Keine Zeit? blue News fasst für dich zusammen

  • Silvan Zurbriggen fuhr in seiner über zehnjährigen Profi-Karriere 254 Weltcup-Rennen und holte 13 Podestplätze.
  • Zweimal gewann er auch an Grossanlässen Edelmetall: 2010 bei den Olympischen Spielen in Vancouver holte er Bronze in der Super-Kombination, 2003 an den Heim-Weltmeisterschaften in St. Moritz Silber im Slalom. Im Weltcup gewann er 2010 die Abfahrt von Val Gardena und 2009 die Super-Kombination in Kitzbühel.
  • Der heute 43-jährige Walliser spricht mit blue Sport über das aktuell brennendste Thema im Ski-Sport: die grosse Verletztenliste. 
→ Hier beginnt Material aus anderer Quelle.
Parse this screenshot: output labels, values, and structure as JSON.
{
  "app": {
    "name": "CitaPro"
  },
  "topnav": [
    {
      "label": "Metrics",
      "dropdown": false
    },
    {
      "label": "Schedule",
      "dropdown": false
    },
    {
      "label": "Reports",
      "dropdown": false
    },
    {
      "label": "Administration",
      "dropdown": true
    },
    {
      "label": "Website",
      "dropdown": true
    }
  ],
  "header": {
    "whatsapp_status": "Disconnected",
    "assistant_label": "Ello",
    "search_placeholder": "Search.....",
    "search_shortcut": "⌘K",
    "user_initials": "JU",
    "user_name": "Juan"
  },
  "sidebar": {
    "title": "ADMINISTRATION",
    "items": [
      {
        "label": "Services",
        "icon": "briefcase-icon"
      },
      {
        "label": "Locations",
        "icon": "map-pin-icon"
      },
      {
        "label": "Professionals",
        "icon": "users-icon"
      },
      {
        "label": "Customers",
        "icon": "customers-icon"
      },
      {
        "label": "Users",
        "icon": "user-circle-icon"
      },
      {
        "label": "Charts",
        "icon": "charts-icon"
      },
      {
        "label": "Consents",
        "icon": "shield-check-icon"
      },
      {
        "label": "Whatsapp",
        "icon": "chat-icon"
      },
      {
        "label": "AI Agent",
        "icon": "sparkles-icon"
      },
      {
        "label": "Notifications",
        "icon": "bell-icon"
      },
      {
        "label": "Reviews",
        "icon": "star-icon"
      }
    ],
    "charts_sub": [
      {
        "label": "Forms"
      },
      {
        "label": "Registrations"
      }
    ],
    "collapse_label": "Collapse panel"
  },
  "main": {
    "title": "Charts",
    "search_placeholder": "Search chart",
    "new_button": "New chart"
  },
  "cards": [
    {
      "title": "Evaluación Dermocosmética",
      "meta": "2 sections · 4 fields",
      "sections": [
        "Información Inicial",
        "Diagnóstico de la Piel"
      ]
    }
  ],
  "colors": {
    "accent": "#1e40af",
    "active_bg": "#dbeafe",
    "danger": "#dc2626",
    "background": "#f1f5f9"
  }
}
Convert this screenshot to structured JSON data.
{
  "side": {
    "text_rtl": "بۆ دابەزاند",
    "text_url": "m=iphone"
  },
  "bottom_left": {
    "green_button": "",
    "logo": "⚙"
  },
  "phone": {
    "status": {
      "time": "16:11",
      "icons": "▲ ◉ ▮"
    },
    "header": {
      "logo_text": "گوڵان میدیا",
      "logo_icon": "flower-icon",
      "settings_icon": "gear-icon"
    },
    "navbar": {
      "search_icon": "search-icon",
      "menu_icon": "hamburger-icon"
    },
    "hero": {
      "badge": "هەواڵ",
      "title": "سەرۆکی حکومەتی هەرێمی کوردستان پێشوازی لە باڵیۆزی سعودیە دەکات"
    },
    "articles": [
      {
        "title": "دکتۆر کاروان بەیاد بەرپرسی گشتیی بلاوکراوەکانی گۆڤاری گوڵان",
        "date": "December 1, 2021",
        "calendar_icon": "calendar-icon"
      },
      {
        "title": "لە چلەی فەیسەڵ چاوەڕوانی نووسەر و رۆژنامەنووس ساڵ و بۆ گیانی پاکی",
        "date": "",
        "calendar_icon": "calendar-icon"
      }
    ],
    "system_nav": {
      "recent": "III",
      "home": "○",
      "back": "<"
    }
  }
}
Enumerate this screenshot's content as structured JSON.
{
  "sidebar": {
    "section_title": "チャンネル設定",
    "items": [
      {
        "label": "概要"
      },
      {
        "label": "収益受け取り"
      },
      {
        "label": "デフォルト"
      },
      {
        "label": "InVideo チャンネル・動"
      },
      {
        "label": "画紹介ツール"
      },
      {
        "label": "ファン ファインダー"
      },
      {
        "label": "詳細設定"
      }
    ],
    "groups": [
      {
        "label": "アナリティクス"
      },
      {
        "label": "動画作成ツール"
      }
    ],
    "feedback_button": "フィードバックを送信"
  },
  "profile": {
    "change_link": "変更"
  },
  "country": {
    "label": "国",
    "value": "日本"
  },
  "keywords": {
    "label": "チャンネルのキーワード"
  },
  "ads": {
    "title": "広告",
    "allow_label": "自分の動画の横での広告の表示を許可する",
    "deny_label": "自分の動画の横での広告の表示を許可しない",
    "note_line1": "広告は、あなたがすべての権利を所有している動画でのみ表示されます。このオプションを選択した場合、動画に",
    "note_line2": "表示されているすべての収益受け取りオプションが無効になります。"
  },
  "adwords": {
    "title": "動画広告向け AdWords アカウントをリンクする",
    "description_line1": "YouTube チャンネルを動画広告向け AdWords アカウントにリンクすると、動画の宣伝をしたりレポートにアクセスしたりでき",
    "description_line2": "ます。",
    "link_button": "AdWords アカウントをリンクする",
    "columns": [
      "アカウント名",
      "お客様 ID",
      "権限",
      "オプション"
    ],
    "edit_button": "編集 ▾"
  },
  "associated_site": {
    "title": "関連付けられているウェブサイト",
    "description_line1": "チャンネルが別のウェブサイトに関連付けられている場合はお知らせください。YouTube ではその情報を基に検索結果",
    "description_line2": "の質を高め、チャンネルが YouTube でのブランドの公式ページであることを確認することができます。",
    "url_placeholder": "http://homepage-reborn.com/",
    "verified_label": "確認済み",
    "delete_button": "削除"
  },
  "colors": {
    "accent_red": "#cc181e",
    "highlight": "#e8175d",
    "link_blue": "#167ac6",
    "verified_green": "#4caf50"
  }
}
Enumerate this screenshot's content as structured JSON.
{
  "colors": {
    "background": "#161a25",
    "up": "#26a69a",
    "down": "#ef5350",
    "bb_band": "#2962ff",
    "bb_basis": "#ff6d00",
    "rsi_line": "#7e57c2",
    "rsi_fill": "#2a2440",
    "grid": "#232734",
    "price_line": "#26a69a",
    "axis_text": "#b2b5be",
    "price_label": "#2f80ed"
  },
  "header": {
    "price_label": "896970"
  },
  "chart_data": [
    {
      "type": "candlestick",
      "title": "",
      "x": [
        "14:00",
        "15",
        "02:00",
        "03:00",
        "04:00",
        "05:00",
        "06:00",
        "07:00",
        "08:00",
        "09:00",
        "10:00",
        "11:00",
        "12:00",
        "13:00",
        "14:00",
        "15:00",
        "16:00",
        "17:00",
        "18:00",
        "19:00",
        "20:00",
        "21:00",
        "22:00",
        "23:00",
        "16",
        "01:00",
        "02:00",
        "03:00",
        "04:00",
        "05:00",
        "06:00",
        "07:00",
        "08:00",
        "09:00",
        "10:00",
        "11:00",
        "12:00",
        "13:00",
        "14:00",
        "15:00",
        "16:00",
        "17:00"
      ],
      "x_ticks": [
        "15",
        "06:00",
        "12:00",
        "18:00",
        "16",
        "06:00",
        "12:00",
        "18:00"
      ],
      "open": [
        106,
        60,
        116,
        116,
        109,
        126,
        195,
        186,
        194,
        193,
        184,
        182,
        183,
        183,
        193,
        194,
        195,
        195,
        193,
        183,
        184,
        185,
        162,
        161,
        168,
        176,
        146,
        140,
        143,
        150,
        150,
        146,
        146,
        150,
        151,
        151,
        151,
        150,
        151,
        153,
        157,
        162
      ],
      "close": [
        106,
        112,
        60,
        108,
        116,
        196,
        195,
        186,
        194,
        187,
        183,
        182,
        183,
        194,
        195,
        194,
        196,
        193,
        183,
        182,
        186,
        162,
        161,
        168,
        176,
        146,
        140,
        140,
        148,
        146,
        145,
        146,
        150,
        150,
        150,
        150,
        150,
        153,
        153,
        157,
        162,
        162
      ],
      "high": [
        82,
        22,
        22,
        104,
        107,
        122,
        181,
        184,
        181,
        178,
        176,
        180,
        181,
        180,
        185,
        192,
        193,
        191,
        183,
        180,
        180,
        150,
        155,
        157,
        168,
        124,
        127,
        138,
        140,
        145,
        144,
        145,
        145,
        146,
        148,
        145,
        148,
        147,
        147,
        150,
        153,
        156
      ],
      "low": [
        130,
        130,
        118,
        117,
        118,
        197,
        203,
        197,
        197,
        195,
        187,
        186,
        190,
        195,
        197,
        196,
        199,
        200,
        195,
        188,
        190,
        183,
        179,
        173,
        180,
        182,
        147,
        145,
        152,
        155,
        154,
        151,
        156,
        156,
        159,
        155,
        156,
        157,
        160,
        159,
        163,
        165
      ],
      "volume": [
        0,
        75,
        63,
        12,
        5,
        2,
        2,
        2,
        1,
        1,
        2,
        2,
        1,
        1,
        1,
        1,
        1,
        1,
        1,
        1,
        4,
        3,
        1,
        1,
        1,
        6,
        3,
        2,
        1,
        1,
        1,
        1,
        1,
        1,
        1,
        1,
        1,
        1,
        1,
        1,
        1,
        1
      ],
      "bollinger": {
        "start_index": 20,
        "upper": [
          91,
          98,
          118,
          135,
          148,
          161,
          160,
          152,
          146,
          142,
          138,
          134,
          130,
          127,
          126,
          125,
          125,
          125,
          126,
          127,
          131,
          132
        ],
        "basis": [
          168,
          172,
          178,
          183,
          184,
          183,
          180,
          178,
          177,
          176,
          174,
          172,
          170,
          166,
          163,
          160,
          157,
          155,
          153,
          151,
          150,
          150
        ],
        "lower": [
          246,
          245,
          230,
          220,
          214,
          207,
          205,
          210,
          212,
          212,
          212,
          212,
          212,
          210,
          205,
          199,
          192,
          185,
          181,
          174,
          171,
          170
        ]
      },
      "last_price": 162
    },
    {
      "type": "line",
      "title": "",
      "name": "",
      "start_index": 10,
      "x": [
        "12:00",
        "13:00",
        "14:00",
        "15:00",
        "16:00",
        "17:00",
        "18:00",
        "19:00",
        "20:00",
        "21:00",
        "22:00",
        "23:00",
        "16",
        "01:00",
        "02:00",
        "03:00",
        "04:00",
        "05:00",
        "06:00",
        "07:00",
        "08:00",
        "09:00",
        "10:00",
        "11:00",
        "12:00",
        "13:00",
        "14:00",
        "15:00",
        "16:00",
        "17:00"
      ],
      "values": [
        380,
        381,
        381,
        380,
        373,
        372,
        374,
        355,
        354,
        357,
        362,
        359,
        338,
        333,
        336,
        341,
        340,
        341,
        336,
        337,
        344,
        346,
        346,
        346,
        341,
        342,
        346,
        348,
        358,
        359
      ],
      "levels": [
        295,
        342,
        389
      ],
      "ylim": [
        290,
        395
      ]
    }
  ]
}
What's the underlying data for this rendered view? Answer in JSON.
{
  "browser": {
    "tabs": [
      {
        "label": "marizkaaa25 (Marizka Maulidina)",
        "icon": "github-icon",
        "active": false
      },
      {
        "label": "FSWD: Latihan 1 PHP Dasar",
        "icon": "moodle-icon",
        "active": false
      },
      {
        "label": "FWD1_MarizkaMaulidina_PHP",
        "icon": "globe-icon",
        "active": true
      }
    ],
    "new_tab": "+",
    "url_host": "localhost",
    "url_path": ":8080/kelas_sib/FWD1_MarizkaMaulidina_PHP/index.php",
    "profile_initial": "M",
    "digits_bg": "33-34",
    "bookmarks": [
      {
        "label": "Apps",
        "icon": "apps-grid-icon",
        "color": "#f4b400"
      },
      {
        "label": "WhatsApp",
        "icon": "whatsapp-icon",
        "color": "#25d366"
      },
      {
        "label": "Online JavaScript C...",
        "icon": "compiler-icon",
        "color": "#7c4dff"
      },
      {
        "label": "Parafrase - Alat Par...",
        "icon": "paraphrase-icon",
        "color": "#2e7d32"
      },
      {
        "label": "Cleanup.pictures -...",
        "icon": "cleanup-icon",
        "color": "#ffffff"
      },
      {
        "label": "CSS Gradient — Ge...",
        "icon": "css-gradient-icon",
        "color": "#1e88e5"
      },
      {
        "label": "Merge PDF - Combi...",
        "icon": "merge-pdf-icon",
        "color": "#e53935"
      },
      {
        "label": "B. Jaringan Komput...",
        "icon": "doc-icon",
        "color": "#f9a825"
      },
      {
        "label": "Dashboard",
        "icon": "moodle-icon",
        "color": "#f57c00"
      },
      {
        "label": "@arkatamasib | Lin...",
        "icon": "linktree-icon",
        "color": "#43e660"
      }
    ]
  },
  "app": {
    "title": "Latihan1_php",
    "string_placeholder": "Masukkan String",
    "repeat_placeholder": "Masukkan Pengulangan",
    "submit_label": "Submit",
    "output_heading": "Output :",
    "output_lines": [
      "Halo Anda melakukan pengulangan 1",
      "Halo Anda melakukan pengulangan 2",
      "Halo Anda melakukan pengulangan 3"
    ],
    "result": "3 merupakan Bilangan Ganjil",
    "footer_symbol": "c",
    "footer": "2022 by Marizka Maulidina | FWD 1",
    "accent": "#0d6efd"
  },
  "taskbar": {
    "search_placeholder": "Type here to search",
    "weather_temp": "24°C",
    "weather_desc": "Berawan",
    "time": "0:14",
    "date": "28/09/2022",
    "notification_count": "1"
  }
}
Im Ski-Weltcup gibt es derzeit sehr viele Unfälle – mit teilweise schlimmen Verletzungen. «Die Fahrer trainieren sehr viel und gehen immer mehr an die Grenzen. In Wengen zum Beispiel war die Siegesfahrt (Odermatt) zwei Sekunden schneller als der Strecken-Rekord von Kristian Ghedina von 1997. Dabei war die Strecke ungefähr zwischen 200 und 300 Meter länger. Das heisst, die Kraft ist logischerweise viel grösser, weil das Tempo ja höher sein muss», meint Ex-Profi Zurbriggen und ergänzt: «Der Körper ist immer noch das schwächste Puzzleteil. Das zeigt sich leider immer wieder.»

Was hat sich im Vergleich zu seiner Aktivzeit geändert? «Die Material-Abstimmung ist sehr aggressiv. Das Material selbst hat sich gegenüber früher – also vor zehn, fünfzehn Jahren – nicht so extrem verändert», findet Zurbriggen. 

Das Material entscheide am Ende halt auch «über Sieg oder Nicht-Sieg – man geht voll an die Grenzen – wie in der Formel 1», so Zurbriggen. Die FIS mache zwar bezüglich Ski, Skischuhen, Rennanzug oder Rückenpanzer gewisse Vorgaben, aber als Athlet versuche man wirklich, überall etwas herauszuholen, gibt der Walliser zu bedenken. 

Zurbriggen hat konkrete Lösungsvorschläge

Was muss und kann man konkret dagegen unternehmen? «Das ist eine spannende Frage. Es ist lustig, ich habe in Kitzbühel mit Benni Raich darüber gesprochen. Was man aus meiner Sicht relativ schnell umsetzen könnte ist, dass man einfach den Rückenpanzer ein bisschen aufbläst, dass man einfach mehr Volumen hat. Wie bei Marco Odermatt in Bormio, wo sein Rückenpanzer aufgegangen ist. Er hat da sicher Zeit verloren, es sind vielleicht drei, vier km/h, die man da verliert», resümiert der 43-Jährige.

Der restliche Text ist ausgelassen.